The United States has been hostile to capital formation since at least the Sixties, when high corporate tax rates and the “I see money, gimme” attitude made it impossible for investment to come from shareholders. Since then, the primary method for creating capital assets has been to borrow the money — both payback and interest are income tax deductions like any other expense, where income from sales that might be used to fuel expansion is taxed heavily.
The result is disconnection between the stock market and anything resembling real “investment”, which is and only is capital formation. Corporations no longer pay dividends much, because the dividends are income to investors and taxed as such, and people who buy stock are primarily investing in the stock market itself, not in the underlying companies and their productivity.
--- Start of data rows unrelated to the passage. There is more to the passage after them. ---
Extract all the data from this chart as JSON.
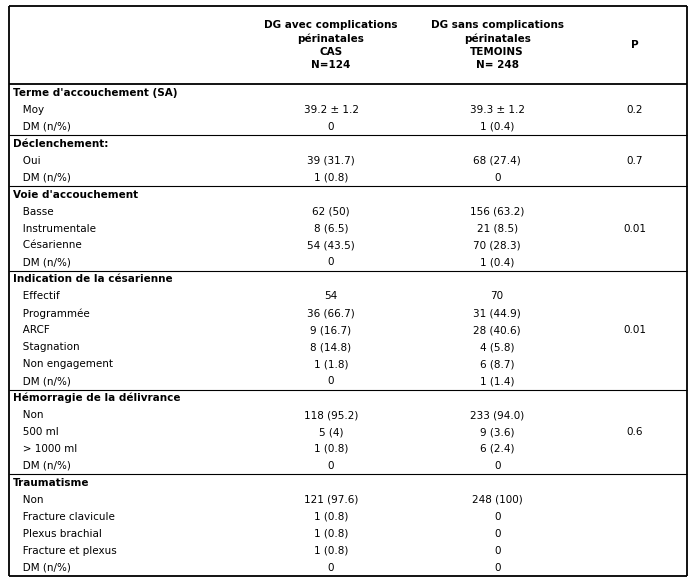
{
  "col_headers": [
    "",
    "DG avec complications\npérinatales\nCAS\nN=124",
    "DG sans complications\npérinatales\nTEMOINS\nN= 248",
    "P"
  ],
  "rows": [
    {
      "label": "Terme d'accouchement (SA)",
      "indent": 0,
      "cas": "",
      "temoins": "",
      "p": "",
      "is_section": true
    },
    {
      "label": "   Moy",
      "indent": 1,
      "cas": "39.2 ± 1.2",
      "temoins": "39.3 ± 1.2",
      "p": "0.2",
      "is_section": false
    },
    {
      "label": "   DM (n/%)",
      "indent": 1,
      "cas": "0",
      "temoins": "1 (0.4)",
      "p": "",
      "is_section": false
    },
    {
      "label": "Déclenchement:",
      "indent": 0,
      "cas": "",
      "temoins": "",
      "p": "",
      "is_section": true
    },
    {
      "label": "   Oui",
      "indent": 1,
      "cas": "39 (31.7)",
      "temoins": "68 (27.4)",
      "p": "0.7",
      "is_section": false
    },
    {
      "label": "   DM (n/%)",
      "indent": 1,
      "cas": "1 (0.8)",
      "temoins": "0",
      "p": "",
      "is_section": false
    },
    {
      "label": "Voie d'accouchement",
      "indent": 0,
      "cas": "",
      "temoins": "",
      "p": "",
      "is_section": true
    },
    {
      "label": "   Basse",
      "indent": 1,
      "cas": "62 (50)",
      "temoins": "156 (63.2)",
      "p": "",
      "is_section": false
    },
    {
      "label": "   Instrumentale",
      "indent": 1,
      "cas": "8 (6.5)",
      "temoins": "21 (8.5)",
      "p": "0.01",
      "is_section": false
    },
    {
      "label": "   Césarienne",
      "indent": 1,
      "cas": "54 (43.5)",
      "temoins": "70 (28.3)",
      "p": "",
      "is_section": false
    },
    {
      "label": "   DM (n/%)",
      "indent": 1,
      "cas": "0",
      "temoins": "1 (0.4)",
      "p": "",
      "is_section": false
    },
    {
      "label": "Indication de la césarienne",
      "indent": 0,
      "cas": "",
      "temoins": "",
      "p": "",
      "is_section": true
    },
    {
      "label": "   Effectif",
      "indent": 1,
      "cas": "54",
      "temoins": "70",
      "p": "",
      "is_section": false
    },
    {
      "label": "   Programmée",
      "indent": 1,
      "cas": "36 (66.7)",
      "temoins": "31 (44.9)",
      "p": "",
      "is_section": false
    },
    {
      "label": "   ARCF",
      "indent": 1,
      "cas": "9 (16.7)",
      "temoins": "28 (40.6)",
      "p": "0.01",
      "is_section": false
    },
    {
      "label": "   Stagnation",
      "indent": 1,
      "cas": "8 (14.8)",
      "temoins": "4 (5.8)",
      "p": "",
      "is_section": false
    },
    {
      "label": "   Non engagement",
      "indent": 1,
      "cas": "1 (1.8)",
      "temoins": "6 (8.7)",
      "p": "",
      "is_section": false
    },
    {
      "label": "   DM (n/%)",
      "indent": 1,
      "cas": "0",
      "temoins": "1 (1.4)",
      "p": "",
      "is_section": false
    },
    {
      "label": "Hémorragie de la délivrance",
      "indent": 0,
      "cas": "",
      "temoins": "",
      "p": "",
      "is_section": true
    },
    {
      "label": "   Non",
      "indent": 1,
      "cas": "118 (95.2)",
      "temoins": "233 (94.0)",
      "p": "",
      "is_section": false
    },
    {
      "label": "   500 ml",
      "indent": 1,
      "cas": "5 (4)",
      "temoins": "9 (3.6)",
      "p": "0.6",
      "is_section": false
    },
    {
      "label": "   > 1000 ml",
      "indent": 1,
      "cas": "1 (0.8)",
      "temoins": "6 (2.4)",
      "p": "",
      "is_section": false
    },
    {
      "label": "   DM (n/%)",
      "indent": 1,
      "cas": "0",
      "temoins": "0",
      "p": "",
      "is_section": false
    },
    {
      "label": "Traumatisme",
      "indent": 0,
      "cas": "",
      "temoins": "",
      "p": "",
      "is_section": true
    },
    {
      "label": "   Non",
      "indent": 1,
      "cas": "121 (97.6)",
      "temoins": "248 (100)",
      "p": "",
      "is_section": false
    },
    {
      "label": "   Fracture clavicule",
      "indent": 1,
      "cas": "1 (0.8)",
      "temoins": "0",
      "p": "",
      "is_section": false
    },
    {
      "label": "   Plexus brachial",
      "indent": 1,
      "cas": "1 (0.8)",
      "temoins": "0",
      "p": "",
      "is_section": false
    },
    {
      "label": "   Fracture et plexus",
      "indent": 1,
      "cas": "1 (0.8)",
      "temoins": "0",
      "p": "",
      "is_section": false
    },
    {
      "label": "   DM (n/%)",
      "indent": 1,
      "cas": "0",
      "temoins": "0",
      "p": "",
      "is_section": false
    }
  ],
  "section_row_indices": [
    0,
    3,
    6,
    11,
    18,
    23
  ],
  "fig_width": 6.96,
  "fig_height": 5.82,
  "text_color": "#000000",
  "bg_color": "#ffffff",
  "line_color": "#000000",
  "header_fontsize": 7.5,
  "body_fontsize": 7.5
}
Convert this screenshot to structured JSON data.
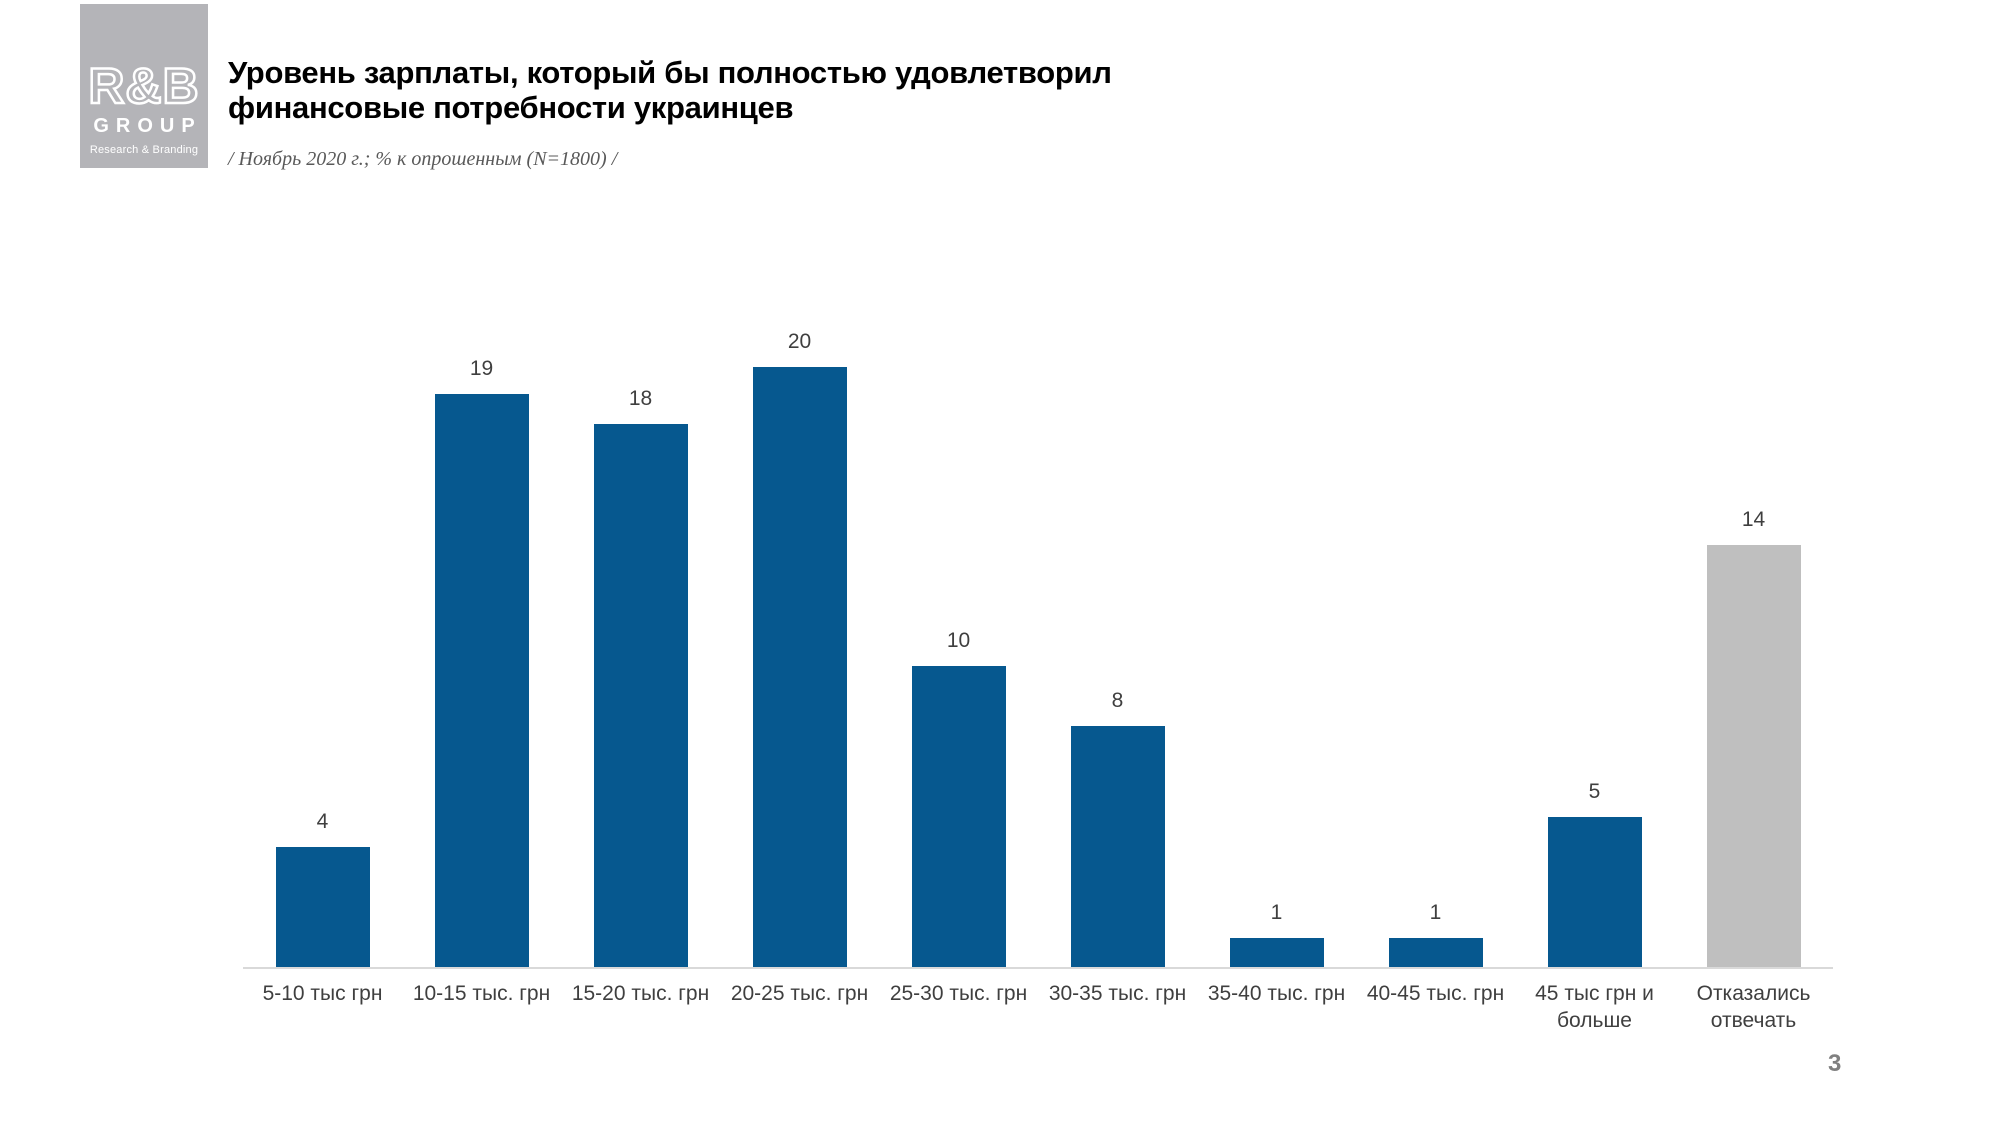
{
  "header": {
    "logo": {
      "line1": "R&B",
      "line2": "GROUP",
      "line3": "Research & Branding"
    },
    "title_line1": "Уровень зарплаты, который бы полностью удовлетворил",
    "title_line2": "финансовые потребности украинцев",
    "subtitle": "/ Ноябрь 2020 г.; % к опрошенным (N=1800) /"
  },
  "chart_data": {
    "type": "bar",
    "title": "Уровень зарплаты, который бы полностью удовлетворил финансовые потребности украинцев",
    "subtitle": "/ Ноябрь 2020 г.; % к опрошенным (N=1800) /",
    "categories": [
      "5-10 тыс грн",
      "10-15 тыс. грн",
      "15-20 тыс. грн",
      "20-25 тыс. грн",
      "25-30 тыс. грн",
      "30-35 тыс. грн",
      "35-40 тыс. грн",
      "40-45 тыс. грн",
      "45 тыс грн и больше",
      "Отказались отвечать"
    ],
    "values": [
      4,
      19,
      18,
      20,
      10,
      8,
      1,
      1,
      5,
      14
    ],
    "data_labels": [
      "4",
      "19",
      "18",
      "20",
      "10",
      "8",
      "1",
      "1",
      "5",
      "14"
    ],
    "color_keys": [
      "default",
      "default",
      "default",
      "default",
      "default",
      "default",
      "default",
      "default",
      "default",
      "refused"
    ],
    "colors": {
      "default": "#06588f",
      "refused": "#bfbfbf",
      "axis_line": "#d9d9d9",
      "label_text": "#3f3f3f"
    },
    "xlabel": "",
    "ylabel": "",
    "ylim": [
      0,
      20
    ],
    "grid": false,
    "legend": "none"
  },
  "footer": {
    "page_number": "3"
  }
}
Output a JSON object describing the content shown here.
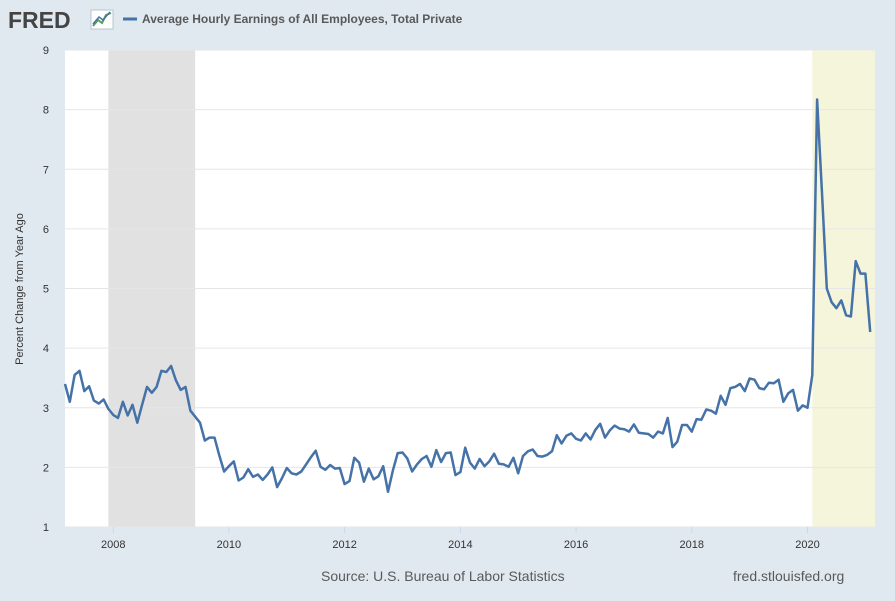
{
  "logo": {
    "text": "FRED"
  },
  "footer": {
    "source": "Source: U.S. Bureau of Labor Statistics",
    "site": "fred.stlouisfed.org"
  },
  "colors": {
    "line": "#4572a7",
    "recession": "#e1e1e1",
    "forecast_band": "#f5f5dc",
    "background": "#e1e9f0"
  },
  "chart_data": {
    "type": "line",
    "title": "",
    "xlabel": "",
    "ylabel": "Percent Change from Year Ago",
    "ylim": [
      1,
      9
    ],
    "xlim": [
      "2007-03",
      "2021-03"
    ],
    "yticks": [
      1,
      2,
      3,
      4,
      5,
      6,
      7,
      8,
      9
    ],
    "xticks": [
      "2008",
      "2010",
      "2012",
      "2014",
      "2016",
      "2018",
      "2020"
    ],
    "grid": true,
    "legend": "top-left",
    "shaded_periods": [
      {
        "start": "2007-12",
        "end": "2009-06",
        "color": "#e1e1e1"
      },
      {
        "start": "2020-02",
        "end": "2021-03",
        "color": "#f5f5dc"
      }
    ],
    "series": [
      {
        "name": "Average Hourly Earnings of All Employees, Total Private",
        "points": [
          [
            "2007-03",
            3.4
          ],
          [
            "2007-04",
            3.1
          ],
          [
            "2007-05",
            3.55
          ],
          [
            "2007-06",
            3.62
          ],
          [
            "2007-07",
            3.28
          ],
          [
            "2007-08",
            3.36
          ],
          [
            "2007-09",
            3.12
          ],
          [
            "2007-10",
            3.07
          ],
          [
            "2007-11",
            3.14
          ],
          [
            "2007-12",
            2.98
          ],
          [
            "2008-01",
            2.88
          ],
          [
            "2008-02",
            2.83
          ],
          [
            "2008-03",
            3.1
          ],
          [
            "2008-04",
            2.87
          ],
          [
            "2008-05",
            3.05
          ],
          [
            "2008-06",
            2.75
          ],
          [
            "2008-07",
            3.05
          ],
          [
            "2008-08",
            3.35
          ],
          [
            "2008-09",
            3.25
          ],
          [
            "2008-10",
            3.35
          ],
          [
            "2008-11",
            3.62
          ],
          [
            "2008-12",
            3.6
          ],
          [
            "2009-01",
            3.7
          ],
          [
            "2009-02",
            3.46
          ],
          [
            "2009-03",
            3.3
          ],
          [
            "2009-04",
            3.35
          ],
          [
            "2009-05",
            2.95
          ],
          [
            "2009-06",
            2.85
          ],
          [
            "2009-07",
            2.75
          ],
          [
            "2009-08",
            2.45
          ],
          [
            "2009-09",
            2.5
          ],
          [
            "2009-10",
            2.5
          ],
          [
            "2009-11",
            2.2
          ],
          [
            "2009-12",
            1.93
          ],
          [
            "2010-01",
            2.02
          ],
          [
            "2010-02",
            2.1
          ],
          [
            "2010-03",
            1.78
          ],
          [
            "2010-04",
            1.83
          ],
          [
            "2010-05",
            1.97
          ],
          [
            "2010-06",
            1.84
          ],
          [
            "2010-07",
            1.88
          ],
          [
            "2010-08",
            1.79
          ],
          [
            "2010-09",
            1.88
          ],
          [
            "2010-10",
            2.0
          ],
          [
            "2010-11",
            1.67
          ],
          [
            "2010-12",
            1.82
          ],
          [
            "2011-01",
            1.99
          ],
          [
            "2011-02",
            1.9
          ],
          [
            "2011-03",
            1.88
          ],
          [
            "2011-04",
            1.93
          ],
          [
            "2011-05",
            2.05
          ],
          [
            "2011-06",
            2.17
          ],
          [
            "2011-07",
            2.28
          ],
          [
            "2011-08",
            2.01
          ],
          [
            "2011-09",
            1.96
          ],
          [
            "2011-10",
            2.04
          ],
          [
            "2011-11",
            1.98
          ],
          [
            "2011-12",
            1.99
          ],
          [
            "2012-01",
            1.72
          ],
          [
            "2012-02",
            1.77
          ],
          [
            "2012-03",
            2.16
          ],
          [
            "2012-04",
            2.08
          ],
          [
            "2012-05",
            1.76
          ],
          [
            "2012-06",
            1.98
          ],
          [
            "2012-07",
            1.8
          ],
          [
            "2012-08",
            1.85
          ],
          [
            "2012-09",
            2.02
          ],
          [
            "2012-10",
            1.59
          ],
          [
            "2012-11",
            1.95
          ],
          [
            "2012-12",
            2.24
          ],
          [
            "2013-01",
            2.25
          ],
          [
            "2013-02",
            2.15
          ],
          [
            "2013-03",
            1.93
          ],
          [
            "2013-04",
            2.05
          ],
          [
            "2013-05",
            2.14
          ],
          [
            "2013-06",
            2.19
          ],
          [
            "2013-07",
            2.01
          ],
          [
            "2013-08",
            2.29
          ],
          [
            "2013-09",
            2.09
          ],
          [
            "2013-10",
            2.24
          ],
          [
            "2013-11",
            2.25
          ],
          [
            "2013-12",
            1.87
          ],
          [
            "2014-01",
            1.92
          ],
          [
            "2014-02",
            2.33
          ],
          [
            "2014-03",
            2.08
          ],
          [
            "2014-04",
            1.98
          ],
          [
            "2014-05",
            2.14
          ],
          [
            "2014-06",
            2.02
          ],
          [
            "2014-07",
            2.1
          ],
          [
            "2014-08",
            2.23
          ],
          [
            "2014-09",
            2.06
          ],
          [
            "2014-10",
            2.05
          ],
          [
            "2014-11",
            2.01
          ],
          [
            "2014-12",
            2.16
          ],
          [
            "2015-01",
            1.9
          ],
          [
            "2015-02",
            2.19
          ],
          [
            "2015-03",
            2.27
          ],
          [
            "2015-04",
            2.3
          ],
          [
            "2015-05",
            2.19
          ],
          [
            "2015-06",
            2.18
          ],
          [
            "2015-07",
            2.21
          ],
          [
            "2015-08",
            2.27
          ],
          [
            "2015-09",
            2.54
          ],
          [
            "2015-10",
            2.4
          ],
          [
            "2015-11",
            2.53
          ],
          [
            "2015-12",
            2.57
          ],
          [
            "2016-01",
            2.48
          ],
          [
            "2016-02",
            2.45
          ],
          [
            "2016-03",
            2.57
          ],
          [
            "2016-04",
            2.47
          ],
          [
            "2016-05",
            2.63
          ],
          [
            "2016-06",
            2.73
          ],
          [
            "2016-07",
            2.5
          ],
          [
            "2016-08",
            2.62
          ],
          [
            "2016-09",
            2.7
          ],
          [
            "2016-10",
            2.65
          ],
          [
            "2016-11",
            2.64
          ],
          [
            "2016-12",
            2.6
          ],
          [
            "2017-01",
            2.72
          ],
          [
            "2017-02",
            2.58
          ],
          [
            "2017-03",
            2.57
          ],
          [
            "2017-04",
            2.56
          ],
          [
            "2017-05",
            2.5
          ],
          [
            "2017-06",
            2.6
          ],
          [
            "2017-07",
            2.57
          ],
          [
            "2017-08",
            2.83
          ],
          [
            "2017-09",
            2.34
          ],
          [
            "2017-10",
            2.43
          ],
          [
            "2017-11",
            2.71
          ],
          [
            "2017-12",
            2.71
          ],
          [
            "2018-01",
            2.6
          ],
          [
            "2018-02",
            2.81
          ],
          [
            "2018-03",
            2.8
          ],
          [
            "2018-04",
            2.97
          ],
          [
            "2018-05",
            2.95
          ],
          [
            "2018-06",
            2.9
          ],
          [
            "2018-07",
            3.2
          ],
          [
            "2018-08",
            3.05
          ],
          [
            "2018-09",
            3.33
          ],
          [
            "2018-10",
            3.35
          ],
          [
            "2018-11",
            3.4
          ],
          [
            "2018-12",
            3.28
          ],
          [
            "2019-01",
            3.49
          ],
          [
            "2019-02",
            3.47
          ],
          [
            "2019-03",
            3.33
          ],
          [
            "2019-04",
            3.31
          ],
          [
            "2019-05",
            3.42
          ],
          [
            "2019-06",
            3.41
          ],
          [
            "2019-07",
            3.47
          ],
          [
            "2019-08",
            3.1
          ],
          [
            "2019-09",
            3.24
          ],
          [
            "2019-10",
            3.3
          ],
          [
            "2019-11",
            2.95
          ],
          [
            "2019-12",
            3.04
          ],
          [
            "2020-01",
            3.0
          ],
          [
            "2020-02",
            3.55
          ],
          [
            "2020-03",
            8.17
          ],
          [
            "2020-04",
            6.6
          ],
          [
            "2020-05",
            5.0
          ],
          [
            "2020-06",
            4.77
          ],
          [
            "2020-07",
            4.67
          ],
          [
            "2020-08",
            4.8
          ],
          [
            "2020-09",
            4.55
          ],
          [
            "2020-10",
            4.53
          ],
          [
            "2020-11",
            5.46
          ],
          [
            "2020-12",
            5.25
          ],
          [
            "2021-01",
            5.25
          ],
          [
            "2021-02",
            4.27
          ]
        ]
      }
    ]
  }
}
Yes, the market responds to company profitability, but it isn’t directly related to companies’ efficiency in using capital assets, it’s strictly according to “indicators”.
That’s not a stock market, it’s a casino.
The <sneer>stimulus</sneer> was almost entirely delivered to the stock market and the money-shuffling “industries” that hang on it. As a result, Wall Street is doing fine, where the rest of us are being laid off and losing our houses. Goldman Sachs is highly profitable and paying out big bonuses — which they’re supposed to do when they’re profitable — but none of the money is being used to build factories for us to work in. It’s all being used to swap money around among the “investors” who have nothing to do with capital formation, only with money management.